On May 4, sixty-eight delegates submitted a resolution to the 2022 Mass Democratic Party Resolutions Committee calling for the elimination of life-time positions on the Democratic State Committee (DSC), the Party’s leadership committee. These unelected members comprise about one-third of the committee’s membership. Read the cover letter signed by 68 delegates and the proposed resolution here.

“With the exception of diversity and youth additions, we believe that the majority of the DSC membership should be democratically elected,” said Rand Wilson, an elected convention delegate from Somerville. “The more than 120 unelected “lifetime” members serving on the State Committee make up about 30% of the state committee. With the additional approximately 100 appointed diversity and youth “add-on” positions, 62% of the state committee is actually unelected. The end result is a majority of our party’s leadership is unaccountable to its grassroots base and lacks a sense of urgency to address a broken political system and a rigged economy.”

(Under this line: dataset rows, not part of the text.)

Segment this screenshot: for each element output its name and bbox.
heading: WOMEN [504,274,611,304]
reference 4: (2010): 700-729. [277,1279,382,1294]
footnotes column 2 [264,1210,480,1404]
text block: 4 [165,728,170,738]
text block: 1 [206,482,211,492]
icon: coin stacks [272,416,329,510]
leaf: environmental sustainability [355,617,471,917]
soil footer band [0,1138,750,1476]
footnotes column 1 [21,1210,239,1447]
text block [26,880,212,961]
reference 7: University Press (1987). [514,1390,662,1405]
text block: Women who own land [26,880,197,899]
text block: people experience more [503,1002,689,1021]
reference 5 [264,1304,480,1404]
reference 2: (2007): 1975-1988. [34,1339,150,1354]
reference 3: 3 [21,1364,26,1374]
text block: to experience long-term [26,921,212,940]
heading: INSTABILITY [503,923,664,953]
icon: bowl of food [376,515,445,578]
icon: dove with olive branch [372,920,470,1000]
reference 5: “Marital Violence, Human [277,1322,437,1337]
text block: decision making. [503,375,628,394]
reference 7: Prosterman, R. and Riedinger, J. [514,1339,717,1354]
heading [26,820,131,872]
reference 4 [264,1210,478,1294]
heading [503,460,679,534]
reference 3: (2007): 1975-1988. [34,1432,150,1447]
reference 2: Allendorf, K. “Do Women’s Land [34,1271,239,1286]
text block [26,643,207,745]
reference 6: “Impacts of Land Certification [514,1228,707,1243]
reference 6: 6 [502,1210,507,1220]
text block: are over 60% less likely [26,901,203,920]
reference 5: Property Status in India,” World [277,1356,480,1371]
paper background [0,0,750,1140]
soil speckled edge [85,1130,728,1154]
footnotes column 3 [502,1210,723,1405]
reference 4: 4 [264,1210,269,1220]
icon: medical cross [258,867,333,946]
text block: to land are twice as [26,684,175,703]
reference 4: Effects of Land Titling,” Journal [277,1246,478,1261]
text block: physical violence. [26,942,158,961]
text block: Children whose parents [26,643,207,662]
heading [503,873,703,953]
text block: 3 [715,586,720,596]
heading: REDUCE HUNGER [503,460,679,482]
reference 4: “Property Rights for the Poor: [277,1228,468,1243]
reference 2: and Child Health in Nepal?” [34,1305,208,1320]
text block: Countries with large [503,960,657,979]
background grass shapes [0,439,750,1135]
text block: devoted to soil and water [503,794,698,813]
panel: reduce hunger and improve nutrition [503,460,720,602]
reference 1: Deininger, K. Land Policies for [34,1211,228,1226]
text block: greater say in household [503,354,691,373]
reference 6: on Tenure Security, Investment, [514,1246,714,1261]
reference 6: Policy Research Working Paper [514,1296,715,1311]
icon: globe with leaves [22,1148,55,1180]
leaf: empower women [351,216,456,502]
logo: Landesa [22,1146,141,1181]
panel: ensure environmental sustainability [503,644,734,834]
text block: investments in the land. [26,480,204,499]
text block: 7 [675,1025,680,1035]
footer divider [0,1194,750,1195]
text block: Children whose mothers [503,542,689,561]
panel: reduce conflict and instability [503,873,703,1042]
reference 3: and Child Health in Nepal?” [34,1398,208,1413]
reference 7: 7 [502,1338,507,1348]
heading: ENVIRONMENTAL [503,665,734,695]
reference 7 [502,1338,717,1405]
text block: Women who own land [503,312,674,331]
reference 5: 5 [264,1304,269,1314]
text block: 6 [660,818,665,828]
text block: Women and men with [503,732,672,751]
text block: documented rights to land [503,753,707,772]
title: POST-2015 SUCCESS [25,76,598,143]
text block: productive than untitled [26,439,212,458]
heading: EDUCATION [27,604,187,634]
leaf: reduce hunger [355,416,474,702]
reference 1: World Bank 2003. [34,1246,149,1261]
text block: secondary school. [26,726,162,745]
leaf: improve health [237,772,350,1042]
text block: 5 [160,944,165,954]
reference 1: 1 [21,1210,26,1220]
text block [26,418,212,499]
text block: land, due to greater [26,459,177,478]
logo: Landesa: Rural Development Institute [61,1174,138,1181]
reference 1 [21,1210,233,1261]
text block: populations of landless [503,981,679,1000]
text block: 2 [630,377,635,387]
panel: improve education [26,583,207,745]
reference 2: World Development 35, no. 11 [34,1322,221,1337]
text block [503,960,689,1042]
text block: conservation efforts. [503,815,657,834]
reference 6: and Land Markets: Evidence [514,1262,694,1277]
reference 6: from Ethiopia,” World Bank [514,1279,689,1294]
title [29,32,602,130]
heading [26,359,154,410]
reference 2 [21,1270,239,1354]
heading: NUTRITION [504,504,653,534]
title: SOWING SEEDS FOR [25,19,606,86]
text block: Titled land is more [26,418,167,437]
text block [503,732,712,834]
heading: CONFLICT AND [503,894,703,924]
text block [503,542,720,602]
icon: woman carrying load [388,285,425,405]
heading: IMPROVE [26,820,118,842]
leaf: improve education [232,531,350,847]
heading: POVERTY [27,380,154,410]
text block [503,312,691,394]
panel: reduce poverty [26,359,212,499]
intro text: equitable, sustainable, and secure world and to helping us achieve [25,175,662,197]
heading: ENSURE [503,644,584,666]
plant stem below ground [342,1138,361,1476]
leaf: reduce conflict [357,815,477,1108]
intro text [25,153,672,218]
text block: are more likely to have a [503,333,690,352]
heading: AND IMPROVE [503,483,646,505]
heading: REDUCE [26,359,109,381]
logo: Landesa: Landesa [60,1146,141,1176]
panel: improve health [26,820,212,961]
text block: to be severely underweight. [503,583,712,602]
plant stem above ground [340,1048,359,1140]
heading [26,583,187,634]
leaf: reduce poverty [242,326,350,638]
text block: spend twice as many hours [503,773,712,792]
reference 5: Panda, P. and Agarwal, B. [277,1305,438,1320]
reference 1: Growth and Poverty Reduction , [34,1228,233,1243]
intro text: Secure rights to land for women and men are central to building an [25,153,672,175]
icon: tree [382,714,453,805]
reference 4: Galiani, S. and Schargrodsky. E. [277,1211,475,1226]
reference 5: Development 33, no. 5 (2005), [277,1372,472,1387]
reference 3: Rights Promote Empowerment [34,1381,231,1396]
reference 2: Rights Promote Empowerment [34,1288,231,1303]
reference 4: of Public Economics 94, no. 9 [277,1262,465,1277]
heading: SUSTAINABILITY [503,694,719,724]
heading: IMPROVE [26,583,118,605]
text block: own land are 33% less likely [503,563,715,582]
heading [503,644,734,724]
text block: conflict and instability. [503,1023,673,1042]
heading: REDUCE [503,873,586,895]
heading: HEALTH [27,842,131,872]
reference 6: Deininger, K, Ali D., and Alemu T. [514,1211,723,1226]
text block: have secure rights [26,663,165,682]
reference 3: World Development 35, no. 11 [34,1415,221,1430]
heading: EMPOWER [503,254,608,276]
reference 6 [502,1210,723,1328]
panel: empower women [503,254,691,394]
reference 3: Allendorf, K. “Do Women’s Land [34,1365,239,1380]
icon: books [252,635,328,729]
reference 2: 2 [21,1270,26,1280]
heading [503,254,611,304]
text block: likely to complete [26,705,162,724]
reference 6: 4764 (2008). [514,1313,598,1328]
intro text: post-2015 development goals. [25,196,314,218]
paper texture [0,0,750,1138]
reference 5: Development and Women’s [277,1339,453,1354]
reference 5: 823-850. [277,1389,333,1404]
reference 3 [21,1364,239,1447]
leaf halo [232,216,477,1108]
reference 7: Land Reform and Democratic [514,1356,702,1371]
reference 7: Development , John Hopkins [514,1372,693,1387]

On May 5, the Resolutions Committee voted against the reform resolution. With a majority of the committee unelected DSC members, the rejection was hardly a surprise: of the 39 members appointed to the committee, seven are unelected lifetime members.

Signatures from 500 delegates on a petition are needed to bring a resolution for a vote by the entire convention. Under normal circumstances — at an in-person convention — proponents of a resolution easily gather signatures from the thousands of delegates streaming into the convention hall. The 500 delegate signature threshold of support is easily reached. This year proponents will be required to gather delegate signatures remotely, weeks before the convention.

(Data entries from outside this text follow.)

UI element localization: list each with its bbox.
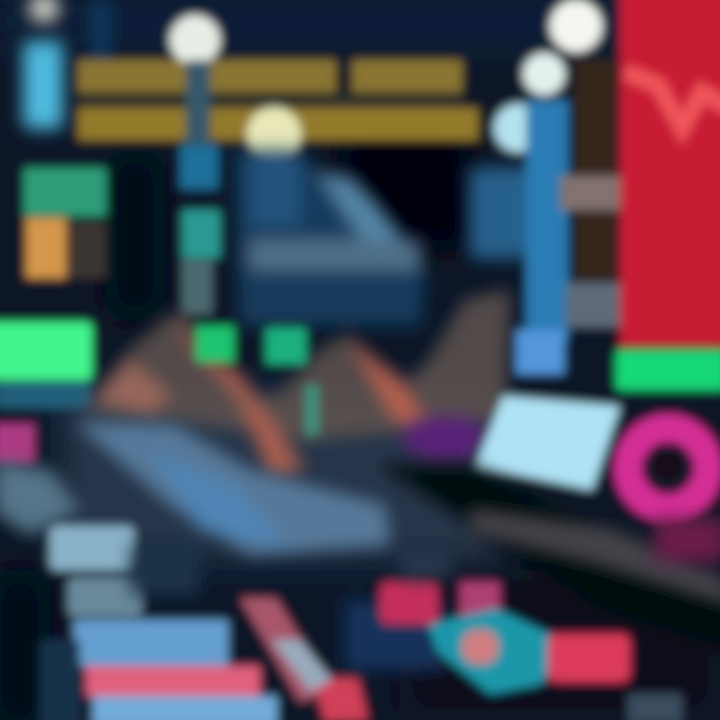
blue diagonal ribbon (75, 422, 390, 555)
left stacked bar chart (24, 168, 106, 278)
dark diagonal band with brown bar (380, 465, 720, 650)
green chart markers (196, 326, 319, 435)
right brown bars (560, 60, 636, 327)
right diagonal markers and blue bars (470, 0, 602, 374)
title (78, 60, 478, 140)
left pink tag (0, 424, 34, 462)
red panel trend line (625, 72, 720, 128)
bottom right colored blocks (345, 550, 682, 720)
light blue card (476, 396, 620, 490)
green bar under red panel (616, 350, 720, 390)
green highlighted bar (0, 322, 92, 408)
pink donut chart (628, 428, 708, 508)
red panel (620, 0, 720, 346)
central blue mountain shape (235, 150, 425, 325)
central vertical marker line (170, 15, 301, 314)
wavy area chart (85, 290, 510, 475)
purple accent (403, 416, 487, 460)
bottom diagonal stripes (240, 598, 368, 720)
bottom left striped table (40, 620, 277, 720)
left column: top marker and cyan bar (24, 0, 110, 128)
left stacked pills (0, 460, 200, 616)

But, because the 2022 convention will be conducted with both in-person attendees and on-line attendees, and because the party has determined that all votes on resolutions will be conducted before the convention, the 500 delegate signatures must be submitted in advance, by May 21. Further thwarting any effort to support resolutions, has provided reformers with a 2022 convention delegate list containing email contact information for only 498 certified delegates (out of a total of more than 5,000), LESS than the required 500 signatures! In contrast, the DSC provided complete delegate contact information to candidates for state office who are seeking support for the party’s nomination.

Proponents of the resolution appealed to the party Rules Committee to reduce the signature threshold, knowing that a similar appeal to reduce the threshold for the 2021 state convention was successful. However, this year, the Rules Committee refused.

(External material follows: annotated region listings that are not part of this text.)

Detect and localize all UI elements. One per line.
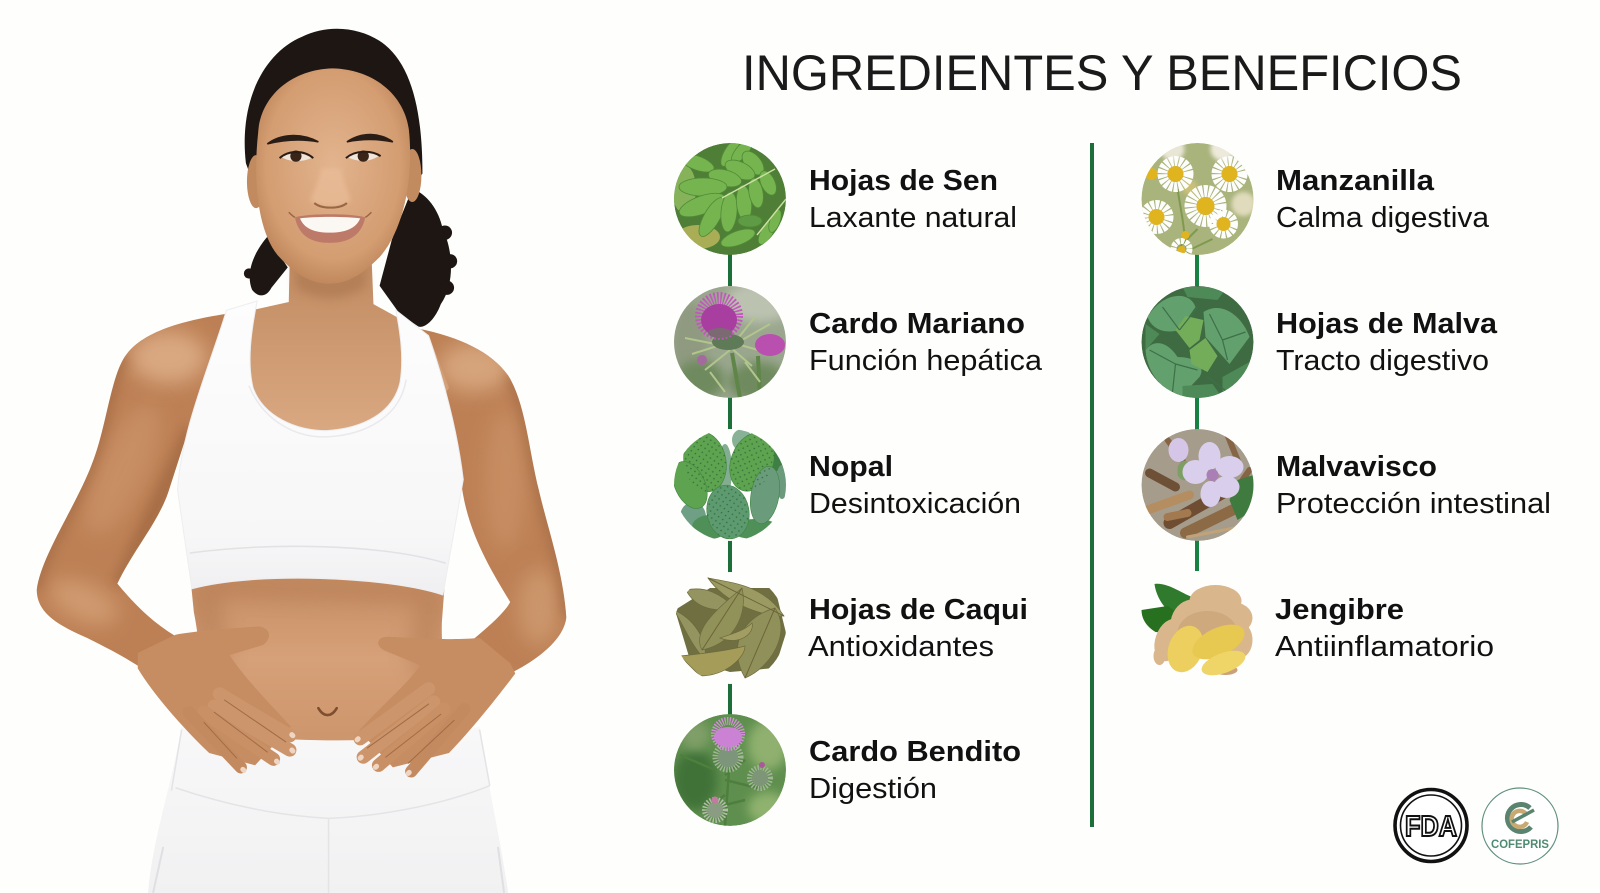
icon: hojas de malva	[1142, 286, 1254, 398]
text: nopal	[809, 451, 1021, 520]
white sports bra	[178, 301, 463, 595]
icon: hojas de caqui	[674, 572, 786, 684]
text: cardo mariano: Cardo Mariano	[809, 308, 1025, 340]
text: hojas de caqui	[808, 594, 1028, 663]
text: jengibre	[1275, 594, 1494, 663]
photo: smiling woman holding her abdomen	[37, 29, 566, 893]
neck and chest	[199, 255, 449, 449]
icon: cardo mariano	[674, 286, 786, 398]
text: hojas de malva: Tracto digestivo	[1276, 345, 1489, 377]
ears	[247, 149, 421, 208]
left arm	[37, 312, 237, 676]
hair	[244, 29, 457, 327]
white leggings	[148, 727, 508, 893]
text: cardo bendito	[809, 736, 1021, 805]
title: INGREDIENTES Y BENEFICIOS	[742, 45, 1462, 101]
text: hojas de malva: Hojas de Malva	[1276, 308, 1498, 340]
text: manzanilla	[1276, 165, 1490, 234]
icon: hojas de sen	[672, 136, 786, 255]
midriff	[182, 571, 480, 745]
text: hojas de sen: Hojas de Sen	[809, 165, 998, 197]
text: hojas de sen	[809, 165, 1017, 234]
text: manzanilla: Calma digestiva	[1276, 202, 1490, 234]
text: hojas de caqui: Hojas de Caqui	[809, 594, 1028, 626]
face	[256, 68, 410, 284]
icon: jengibre	[1142, 584, 1252, 680]
right arm	[418, 329, 566, 694]
right hand	[357, 637, 515, 773]
text: malvavisco: Malvavisco	[1276, 451, 1437, 483]
icon: malvavisco	[1142, 429, 1254, 541]
logo: COFEPRIS	[1482, 788, 1558, 864]
panel: right ingredient column	[1142, 137, 1551, 680]
connector lines left	[728, 254, 732, 715]
icon: manzanilla	[1142, 137, 1256, 257]
text: cardo mariano: Función hepática	[809, 345, 1043, 377]
left hand	[138, 627, 293, 770]
logo: COFEPRIS: COFEPRIS	[1491, 839, 1549, 851]
icon: cardo bendito	[673, 714, 788, 826]
text: manzanilla: Manzanilla	[1276, 165, 1435, 197]
text: nopal: Desintoxicación	[809, 488, 1021, 520]
logo: FDA	[1395, 790, 1467, 862]
center divider	[1090, 143, 1094, 827]
logo: FDA: FDA	[1405, 811, 1457, 843]
text: cardo bendito: Cardo Bendito	[809, 736, 1021, 768]
abdomen shading	[192, 581, 444, 672]
text: cardo mariano	[809, 308, 1043, 377]
text: jengibre: Jengibre	[1275, 594, 1404, 626]
text: cardo bendito: Digestión	[809, 773, 937, 805]
text: hojas de malva	[1276, 308, 1498, 377]
icon: nopal	[674, 429, 786, 541]
connector lines right	[1195, 254, 1199, 571]
panel: left ingredient column	[666, 136, 1043, 826]
navel	[318, 708, 337, 715]
text: malvavisco: Protección intestinal	[1276, 488, 1551, 520]
facial features	[267, 135, 393, 243]
text: malvavisco	[1276, 451, 1551, 520]
text: hojas de caqui: Antioxidantes	[808, 631, 994, 663]
text: jengibre: Antiinflamatorio	[1275, 631, 1494, 663]
text: nopal: Nopal	[809, 451, 893, 483]
text: hojas de sen: Laxante natural	[809, 202, 1017, 234]
neck shadow	[296, 263, 365, 298]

“Denying proponents a list with full contact info in a virtual convention where there is no opportunity to gather signatures from delegates in-person, makes collecting 500 qualifying signatures nearly impossible,” added Wilson. “It’s a serious procedural violation of due process and fairness to deny elected party delegates an opportunity to pursue a legitimate convention objective.”

Nevertheless, reform supporters are making every effort possible to reach delegates and obtain the 500 qualifying petition signatures before May 21.

“Eliminating unelected lifetime members on the DSC is only a first step in democratizing our Party,” said Martha Karchere, co-chair of Our Revolution Massachusetts and a delegate from Jamaica Plain. “After the 2022 Democratic Convention, we will continue to build a reform movement to bring more democracy to the Party and to hold Democratic candidates and elected officials accountable to our platform.”

“The Democratic Party is losing membership. Young people, people of color, and working families are growing disillusioned and alienated by promises of change that go unfulfilled,” said Jared Hicks, a DSC member from Dorchester. “We need to work together to build a state party that responds to the needs of the majority and encourages participation to meet the urgent challenges we face.”